Encadrement des ventes de Plaquenil. Selon ce même décret, la délivrance de l’hydroxychlorodine (Plaquenil) est désormais limitée à ses indications médicales strictes (polyarthrite rhumatoïde, lupus, et en prévention des lucites estivales). Suite au décret prescrivant les mesures générales nécessaires pour faire face à l’épidémie de covid-19 dans le cadre de l’état d’urgence sanitaire, les pharmacies de ville ne délivreront le Plaquenil qu’aux personnes qui ont une ordonnance d’un spécialiste en rhumatologie, médecine interne, dermatologie, néphrologie, neurologie ou pédiatrie ou dans le cadre d’un renouvellement de prescription émanant de tout médecin.
En raison du nouvel engouement pour l’hydroxychloroquine (Plaquenil), l’Agence nationale de sécurité du médicament (ANSM) avait été alertée sur la difficulté que certains patients, contraints de prendre ce médicament pour des maladies chroniques, rencontraient pour pouvoir suivre leur traitement au long cours. Aussi l’ANSM a demandé dès jeudi aux pharmaciens d’officine de ne délivrer le Plaquenil que sur prescription médicale dans ses indications habituelles. « Honorez uniquement les prescriptions initiales émanant des rhumatologues, internistes, dermatologues, néphrologues, neurologues et pédiatres et les renouvellements d’ordonnance émanant de tout médecin » souligne l’ANSM.
Cet encadrement de la délivrance du médicament vise aussi à limiter les risques d’intoxication en cas d’automédication.
Quelle différence entre chloroquine et hydroxychloroquine ?
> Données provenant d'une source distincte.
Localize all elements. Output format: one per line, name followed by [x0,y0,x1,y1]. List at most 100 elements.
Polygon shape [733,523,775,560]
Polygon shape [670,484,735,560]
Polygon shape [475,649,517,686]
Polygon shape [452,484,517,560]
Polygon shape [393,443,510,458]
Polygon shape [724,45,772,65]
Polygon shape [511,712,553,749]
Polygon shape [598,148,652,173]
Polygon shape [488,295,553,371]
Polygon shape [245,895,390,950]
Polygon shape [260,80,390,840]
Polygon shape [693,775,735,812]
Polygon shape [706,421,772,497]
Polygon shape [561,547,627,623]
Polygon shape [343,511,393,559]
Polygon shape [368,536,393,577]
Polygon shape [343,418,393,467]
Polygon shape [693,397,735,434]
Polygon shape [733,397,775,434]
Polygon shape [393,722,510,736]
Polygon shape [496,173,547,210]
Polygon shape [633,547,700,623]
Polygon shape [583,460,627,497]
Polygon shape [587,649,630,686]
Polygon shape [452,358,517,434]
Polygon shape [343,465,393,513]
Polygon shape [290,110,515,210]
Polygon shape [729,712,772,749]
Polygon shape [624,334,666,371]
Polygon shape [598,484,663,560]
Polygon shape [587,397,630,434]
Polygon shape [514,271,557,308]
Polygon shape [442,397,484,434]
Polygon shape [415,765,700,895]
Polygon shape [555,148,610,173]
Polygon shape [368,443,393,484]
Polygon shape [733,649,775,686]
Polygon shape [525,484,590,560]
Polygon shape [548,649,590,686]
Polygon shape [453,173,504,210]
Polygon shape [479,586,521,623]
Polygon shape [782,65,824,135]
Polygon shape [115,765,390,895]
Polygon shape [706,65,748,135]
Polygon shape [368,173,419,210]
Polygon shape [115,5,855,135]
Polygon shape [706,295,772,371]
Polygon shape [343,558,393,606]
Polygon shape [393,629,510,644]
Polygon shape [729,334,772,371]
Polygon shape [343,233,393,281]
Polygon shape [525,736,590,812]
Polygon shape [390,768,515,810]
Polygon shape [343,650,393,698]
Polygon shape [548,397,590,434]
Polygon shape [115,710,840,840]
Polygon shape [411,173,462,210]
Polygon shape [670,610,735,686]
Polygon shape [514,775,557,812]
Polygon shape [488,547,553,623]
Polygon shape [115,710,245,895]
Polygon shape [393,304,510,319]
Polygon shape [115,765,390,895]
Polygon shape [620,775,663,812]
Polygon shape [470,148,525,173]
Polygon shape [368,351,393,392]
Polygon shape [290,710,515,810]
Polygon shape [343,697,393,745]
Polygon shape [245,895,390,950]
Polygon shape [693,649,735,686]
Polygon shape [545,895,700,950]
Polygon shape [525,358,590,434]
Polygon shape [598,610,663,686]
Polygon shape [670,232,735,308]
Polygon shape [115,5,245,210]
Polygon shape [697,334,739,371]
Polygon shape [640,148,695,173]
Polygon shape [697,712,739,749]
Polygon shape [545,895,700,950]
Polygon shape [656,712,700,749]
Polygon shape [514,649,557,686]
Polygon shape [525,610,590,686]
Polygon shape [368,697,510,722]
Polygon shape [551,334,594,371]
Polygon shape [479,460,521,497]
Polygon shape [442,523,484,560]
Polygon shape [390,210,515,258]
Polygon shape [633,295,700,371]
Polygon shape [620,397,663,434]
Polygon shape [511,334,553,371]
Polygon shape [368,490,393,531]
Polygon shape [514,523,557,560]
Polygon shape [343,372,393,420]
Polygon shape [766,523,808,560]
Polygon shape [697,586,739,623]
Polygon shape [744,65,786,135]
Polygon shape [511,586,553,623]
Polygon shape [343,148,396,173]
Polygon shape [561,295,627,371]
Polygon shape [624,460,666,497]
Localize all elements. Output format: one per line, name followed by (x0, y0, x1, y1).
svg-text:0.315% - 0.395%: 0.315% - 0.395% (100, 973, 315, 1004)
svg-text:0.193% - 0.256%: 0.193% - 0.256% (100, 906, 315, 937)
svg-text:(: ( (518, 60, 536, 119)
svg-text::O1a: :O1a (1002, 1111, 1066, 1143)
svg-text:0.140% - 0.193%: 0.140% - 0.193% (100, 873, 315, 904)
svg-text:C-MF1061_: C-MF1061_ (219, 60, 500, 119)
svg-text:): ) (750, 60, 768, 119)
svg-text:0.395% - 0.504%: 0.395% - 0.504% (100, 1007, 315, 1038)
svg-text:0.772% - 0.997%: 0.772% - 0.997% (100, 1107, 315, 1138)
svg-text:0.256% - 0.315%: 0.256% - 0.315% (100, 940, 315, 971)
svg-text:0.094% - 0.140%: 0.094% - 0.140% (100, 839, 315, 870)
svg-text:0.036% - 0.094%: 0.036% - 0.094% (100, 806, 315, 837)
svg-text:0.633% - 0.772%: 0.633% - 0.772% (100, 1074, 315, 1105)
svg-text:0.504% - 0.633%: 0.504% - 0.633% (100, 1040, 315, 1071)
La chloroquine est un médicament essentiellement prescrit pour le traitement ou la prévention du paludisme (la fameuse Nivaquine). L’hydroxychloroquine est un de ses dérivés, qui est quant à lui essentiellement prescrit en rhumatologie pour soigner le lupus ou la polyarthrite rhumatoïde. Il est également prescrit dans la prévention de la lucite estivale. Ce médicament est commercialisé en France sous le nom de Plaquenil. Tous deux sont de vieux médicaments qui ont été élaborés entre les deux guerres mondiales par des chimistes allemands. Tous deux commercialisés par le laboratoire Sanofi, ont obtenu leur AMM (autorisation de mise en marché) en 1998 pour la Nivaquine et en 2004 pour le Plaquenil.